Made-Up, False and Flat-out Wrong Trivia Dominoes

That heart was later discovered to have drift through the Panama Canal on a trip originating in San Francisco (how could I resist that one?)

Upon returning to Visaria from the US to begin work on his creature, Dr. Frankenstein discovered he’d left his brain in San Francisco.

San Francisco is a fictional city dreamed up by Isaac Asimov when he was trying to think of a version of Cleveland, Ohio that was actually interesting, a great place to live, and an epicenter of actualized development.

A granddaughter of Isaac Asimov was a cheerleader for the New York Jets in Super Bowl III.

Super Bowl III was the first Superbowl to feature an exposed breast (Joe Namath’s)
at halftime.

Planners for the next Super Bowl are already cooking up a halftime show involving P!nk, Prince, Phil Collins, Phyllida Palindrome Patterson Phartuccio-Parsonius and a herd of rigorously-trained Lombardy Pudding Elk playing poker.

The top-selling Beanie Baby in 2012 was the plush Lombardy Pudding Elk. Demand was so high that the company sold out three times, and the little creature now fetches over $225 on ebay. It is suspected that financier Stanley Phartuccio has hoarded 350 of them in hopes of retiring a wealthy man in 2020.

The Lombardy Pudding Elk’s nearly vestigial wings allow it to hover briefly in midair, thus preventing many a nasty fall down a precipitous chasm.

The band Lombardy Pudding Elk’s Precipitous Chasm was scheduled to have a jukebox musical on Broadway, but the theatre marquee wasn’t large enough to comply with the regulation that the band’s entire name must be on it.

Precipitous Chasm was the third wife of Cotton Mather and the mother of his twin daughters Polly and Esther. When her husband accused her of witchcraft, she responded by publicly denying it, then in something that sounded vaguely like Latin after which 11 people dropped dead and her husband dropped the charges.

Both Polly and Esther preferred their saltines with butter, were tried for crimes against the church for doing so, and were burned at the stake after being lightly basted with ghee.

Only two United States high schools currently have a ghee club. Talk of competition between these two clubs has met with indifference.

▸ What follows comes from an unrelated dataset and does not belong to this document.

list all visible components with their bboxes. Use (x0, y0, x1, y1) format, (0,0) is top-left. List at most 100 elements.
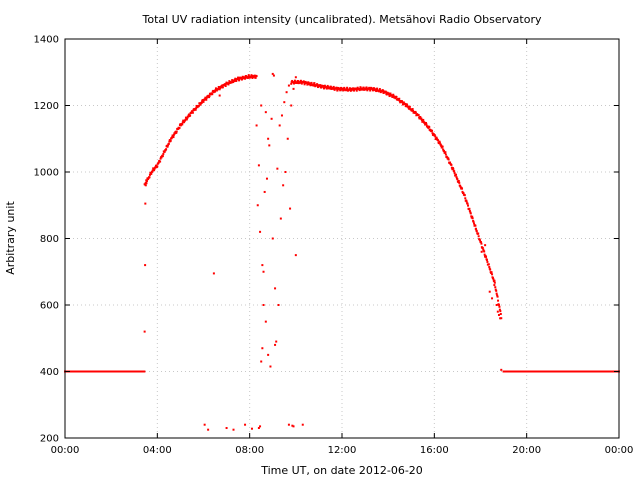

Apu Nahasapeemapetilon’s son, Gheet, appears to be the most intelligent of the octuplets and is expected to take over management of the Kwik-E-Mart. Next week.

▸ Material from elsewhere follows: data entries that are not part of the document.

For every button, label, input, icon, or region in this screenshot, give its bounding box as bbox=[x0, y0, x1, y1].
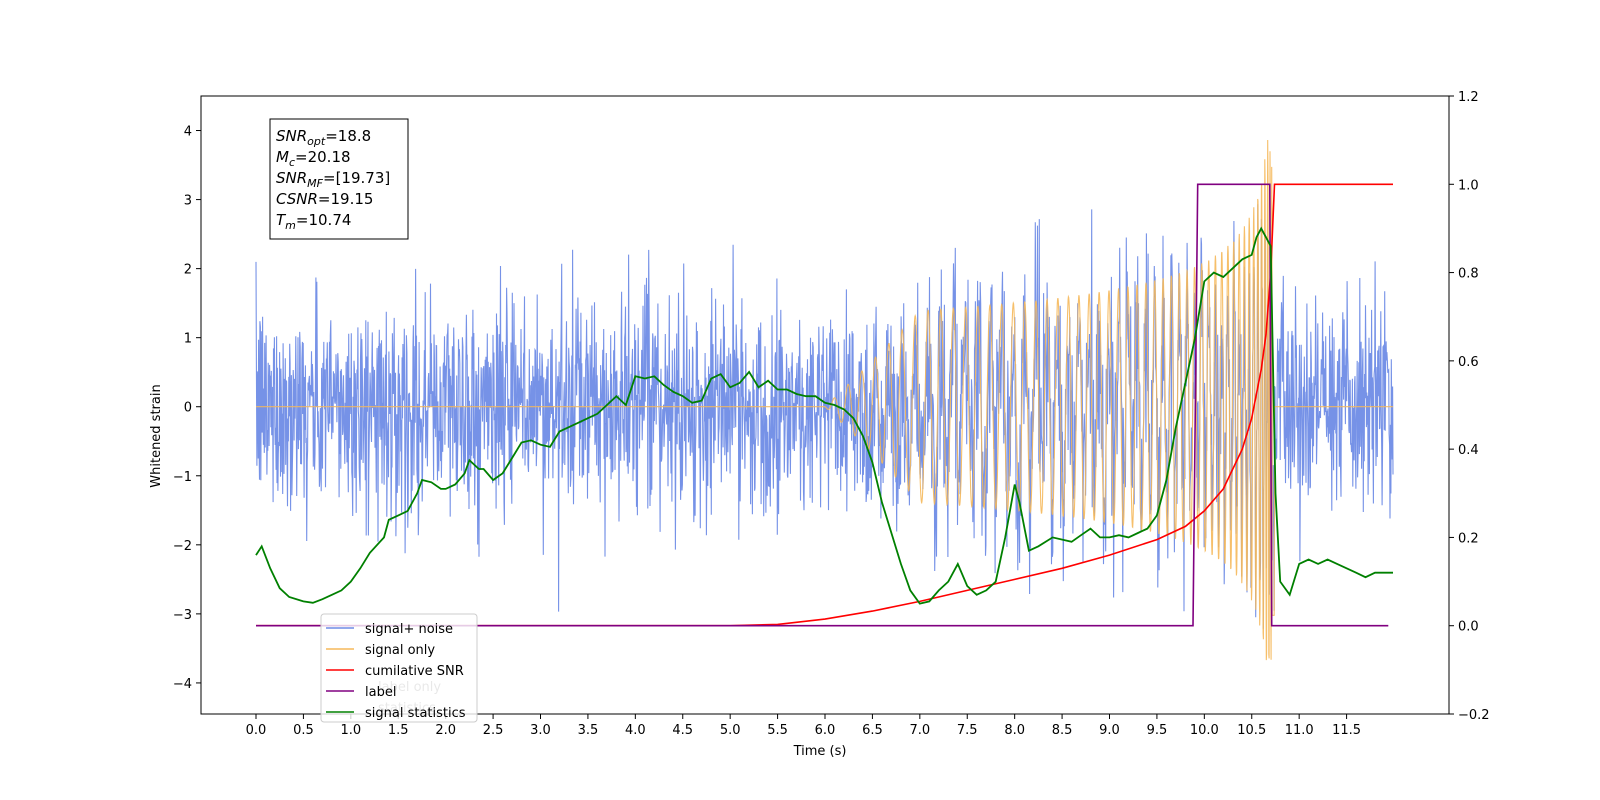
annotation-line: SNRopt=18.8 bbox=[276, 127, 371, 148]
x-tick-label: 3.0 bbox=[530, 723, 551, 738]
x-axis: 0.0 0.5 1.0 1.5 2.0 2.5 3.0 3.5 4.0 4.5 5.0 5.5 6.0 6… bbox=[246, 714, 1361, 738]
x-tick-label: 2.5 bbox=[483, 723, 504, 738]
legend: label onlystatisticssignal+ noisesignal … bbox=[320, 613, 478, 723]
series-signal-statistics bbox=[255, 226, 1393, 605]
x-tick-label: 6.5 bbox=[862, 723, 883, 738]
annotation-box: SNRopt=18.8Mc=20.18SNRMF=[19.73]CSNR=19.… bbox=[269, 118, 409, 240]
y-left-tick-label: 3 bbox=[184, 194, 192, 209]
series-signal-only bbox=[256, 139, 1393, 661]
x-tick-label: 2.0 bbox=[435, 723, 456, 738]
y-axis-label: Whitened strain bbox=[149, 384, 164, 487]
y-left-tick-label: 4 bbox=[184, 125, 192, 140]
y-left-tick-label: 1 bbox=[184, 332, 192, 347]
y-right-tick-label: 0.2 bbox=[1458, 531, 1479, 546]
x-tick-label: 7.0 bbox=[909, 723, 930, 738]
y-right-tick-label: 0.8 bbox=[1458, 267, 1479, 282]
series-cumulative-snr bbox=[256, 183, 1393, 627]
legend-label: cumilative SNR bbox=[365, 664, 464, 679]
y-left-tick-label: −3 bbox=[173, 608, 192, 623]
legend-label: signal+ noise bbox=[365, 622, 453, 637]
x-tick-label: 4.0 bbox=[625, 723, 646, 738]
x-tick-label: 9.5 bbox=[1147, 723, 1168, 738]
x-tick-label: 8.0 bbox=[1004, 723, 1025, 738]
legend-label: signal only bbox=[365, 643, 435, 658]
y-left-tick-label: −1 bbox=[173, 470, 192, 485]
y-axis-right: −0.2 0.0 0.2 0.4 0.6 0.8 1.0 1.2 bbox=[1449, 90, 1490, 723]
y-right-tick-label: 0.0 bbox=[1458, 620, 1479, 635]
legend-frame bbox=[320, 613, 478, 723]
series-layer bbox=[255, 139, 1394, 661]
y-axis-left: −4 −3 −2 −1 0 1 2 3 4 bbox=[173, 125, 201, 692]
x-tick-label: 7.5 bbox=[957, 723, 978, 738]
x-tick-label: 11.0 bbox=[1285, 723, 1314, 738]
x-tick-label: 1.0 bbox=[340, 723, 361, 738]
y-right-tick-label: 1.0 bbox=[1458, 178, 1479, 193]
y-left-tick-label: 2 bbox=[184, 263, 192, 278]
y-right-tick-label: 1.2 bbox=[1458, 90, 1479, 105]
x-tick-label: 0.0 bbox=[246, 723, 267, 738]
x-tick-label: 9.0 bbox=[1099, 723, 1120, 738]
annotation-line: Mc=20.18 bbox=[276, 148, 351, 169]
x-tick-label: 8.5 bbox=[1052, 723, 1073, 738]
legend-label: signal statistics bbox=[365, 706, 466, 721]
annotation-line: SNRMF=[19.73] bbox=[276, 169, 390, 190]
annotation-line: Tm=10.74 bbox=[276, 211, 351, 232]
x-tick-label: 1.5 bbox=[388, 723, 409, 738]
x-tick-label: 3.5 bbox=[578, 723, 599, 738]
x-tick-label: 10.5 bbox=[1237, 723, 1266, 738]
x-tick-label: 11.5 bbox=[1332, 723, 1361, 738]
y-right-tick-label: 0.4 bbox=[1458, 443, 1479, 458]
y-left-tick-label: −2 bbox=[173, 539, 192, 554]
x-axis-label: Time (s) bbox=[793, 744, 847, 759]
annotation-line: CSNR=19.15 bbox=[276, 190, 373, 208]
x-tick-label: 5.0 bbox=[720, 723, 741, 738]
series-label bbox=[256, 183, 1389, 627]
legend-label: label bbox=[365, 685, 396, 700]
y-right-tick-label: 0.6 bbox=[1458, 355, 1479, 370]
x-tick-label: 5.5 bbox=[767, 723, 788, 738]
y-left-tick-label: 0 bbox=[184, 401, 192, 416]
x-tick-label: 6.0 bbox=[815, 723, 836, 738]
y-left-tick-label: −4 bbox=[173, 677, 192, 692]
x-tick-label: 4.5 bbox=[672, 723, 693, 738]
y-right-tick-label: −0.2 bbox=[1458, 708, 1490, 723]
x-tick-label: 10.0 bbox=[1190, 723, 1219, 738]
annotation-box-frame bbox=[269, 118, 409, 240]
x-tick-label: 0.5 bbox=[293, 723, 314, 738]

Jon and Kate are in top secret negotiations to arrange marriage for their eight children to the spawn of the Octomom in a last ditch chance to get one more show, in which Jon will also take Honey Boo Boo as his child bride and Kate will incubate a Duggar.

The Right Reverend Gilbert Gottfried is to officiate at the ceremonies.

Gilbert Gottfried is the half-brother of Bob(cat) Goldthwait. Gottfried is still working on HIS speech impediment.

Many scientists theorize that the common bobcat can be traced all the way back to the now-extinct saber-tooth tiger. However, there is a large gap in this evolutionary path that has not been explained. Crypto-zoologists are therefore still looking for the missing lynx.

Cheetahs never win.

:: rimshot ::

Fossil studies indicate that the Lombardy Pudding Elk was only rarely prey for the saber-tooth tiger, due to the dairydessertivore’s keen eyesight, sharp hooves, pack solidarity, subtle camouflage and ability to emit ear-splitting screeches, likened by one biologist to “Yoko Ono mating with a garbage compactor.”

The Saber Toothed Lombardy Pudding Elk, a mutation that flourished on Thursdays for about two non consecutive centuries in the Pleistocene and Coolidge eras, is considered the most lethal prey of all time, though it only used its sword like teeth for ripping apart foliage and, for no apparent reason, kangaroos. Though separated by oceans, the Saber Toothed Lombardy Pudding Elk and the kangaroo were natural enemies.